Consequently, because of the real-life nature of this issue, it has been seen throughout history. Most primitive cultures believed that twins meant something spiritually, even in terms of magic and righteousness.[ref 1] Some thought fraternal twins were the sign of adultery, and identical twins were the sign of divine paternity.[ref 2, pg.1, paragraph 3] Often, in older societies with high infant mortality, only one twin would even survive the birth. To explain this to the surviving twin, explanations of magic and myth were often used.[ref 2, pg. 2, paragraph 2]
Why this is important
I know what you're thinking: "Does this relate to the question?" It does, because it somewhat shows the roots of this concept in Vampire Knight. Twins were often lost before they were born, and so legends came to be about why and how this happened. One such legend is that two identical twins are, in fact, one being which has separated. In order to regain their full strength, they must be reunited—one must be absorbed.

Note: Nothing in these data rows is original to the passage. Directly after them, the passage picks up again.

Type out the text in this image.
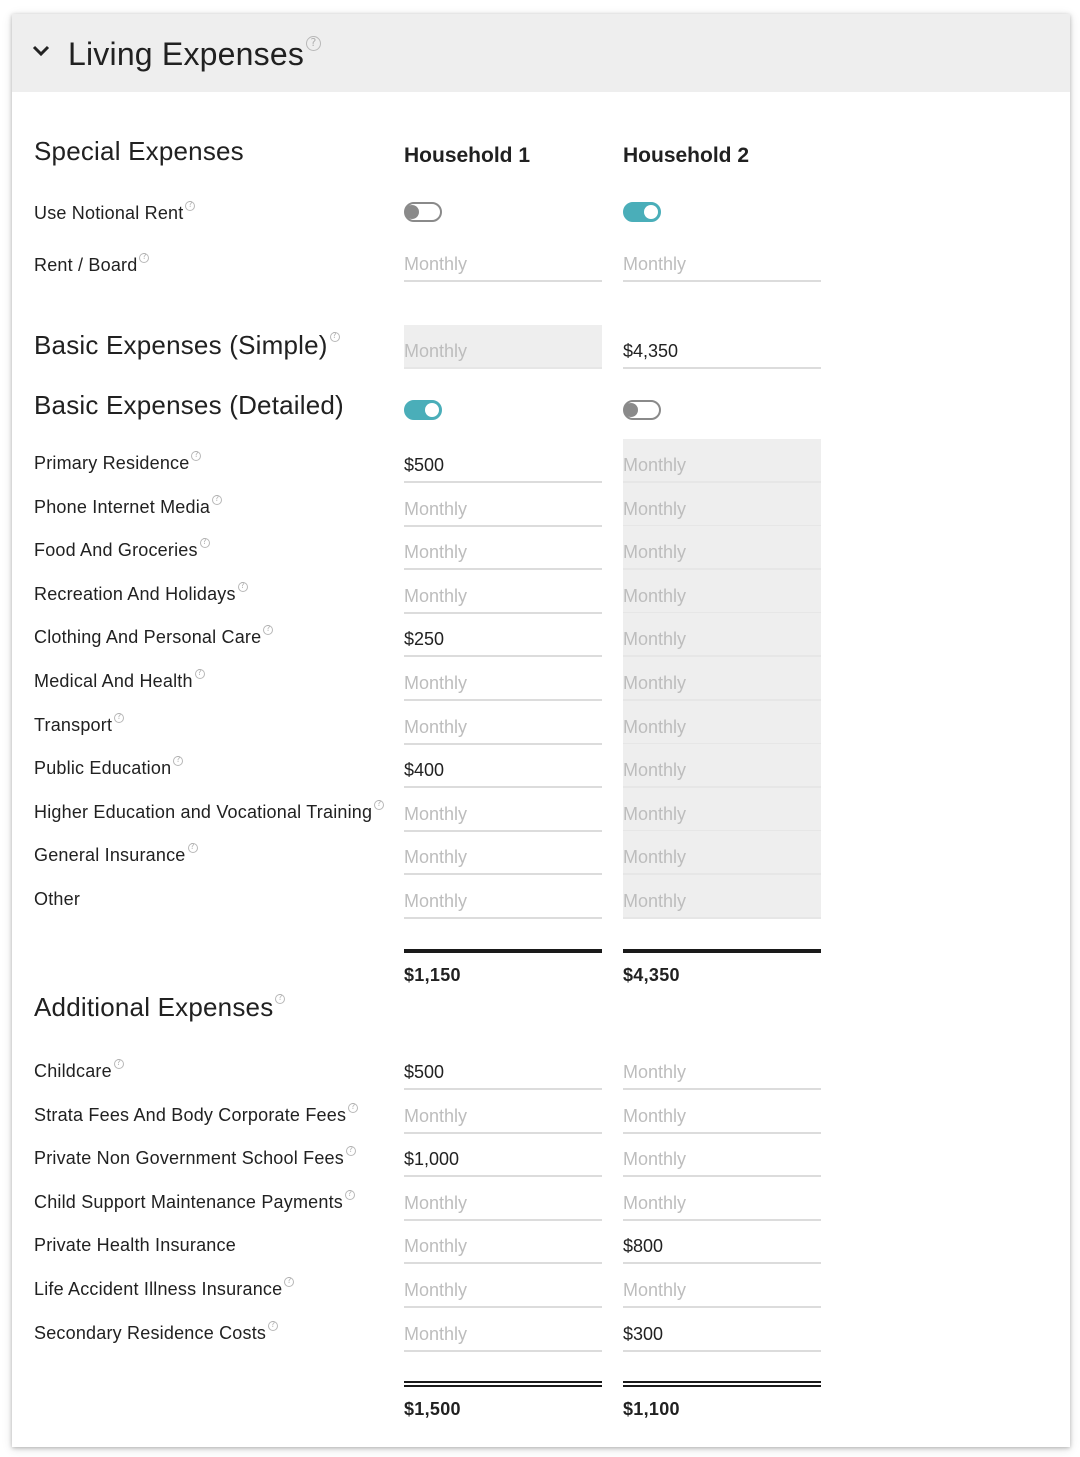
Living Expenses?
Special Expenses	Household 1	Household 2
Use Notional Rent?
Rent / Board ?	Monthly	Monthly
Basic Expenses (Simple)?	Monthly	$4,350
Basic Expenses (Detailed)
Primary Residence ?	$500	Monthly
Phone Internet Media ?	Monthly	Monthly
Food And Groceries ?	Monthly	Monthly
Recreation And Holidays ?	Monthly	Monthly
Clothing And Personal Care ?	$250	Monthly
Medical And Health ?	Monthly	Monthly
Transport ?	Monthly	Monthly
Public Education ?	$400	Monthly
Higher Education and Vocational Training ?	Monthly	Monthly
General Insurance ?	Monthly	Monthly
Other	Monthly	Monthly
$1,150	$4,350
Additional Expenses?
Childcare ?	$500	Monthly
Strata Fees And Body Corporate Fees ?	Monthly	Monthly
Private Non Government School Fees ?	$1,000	Monthly
Child Support Maintenance Payments ?	Monthly	Monthly
Private Health Insurance	Monthly	$800
Life Accident Illness Insurance ?	Monthly	Monthly
Secondary Residence Costs ?	Monthly	$300
$1,500	$1,100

So, how much does the strong twin have to eat to become whole? According to the legends, it only has to be enough to kill the weaker twin, so that the life force can be absorbed. Let's say it took a small bite from the arm of its victim—that would likely not kill it, and would do nothing overall. But eating, say, the head or heart (or the entire body), would be sufficient for the victim to die. Assuming these legends are the roots of the concept in Vampire Knight, the same logic would apply.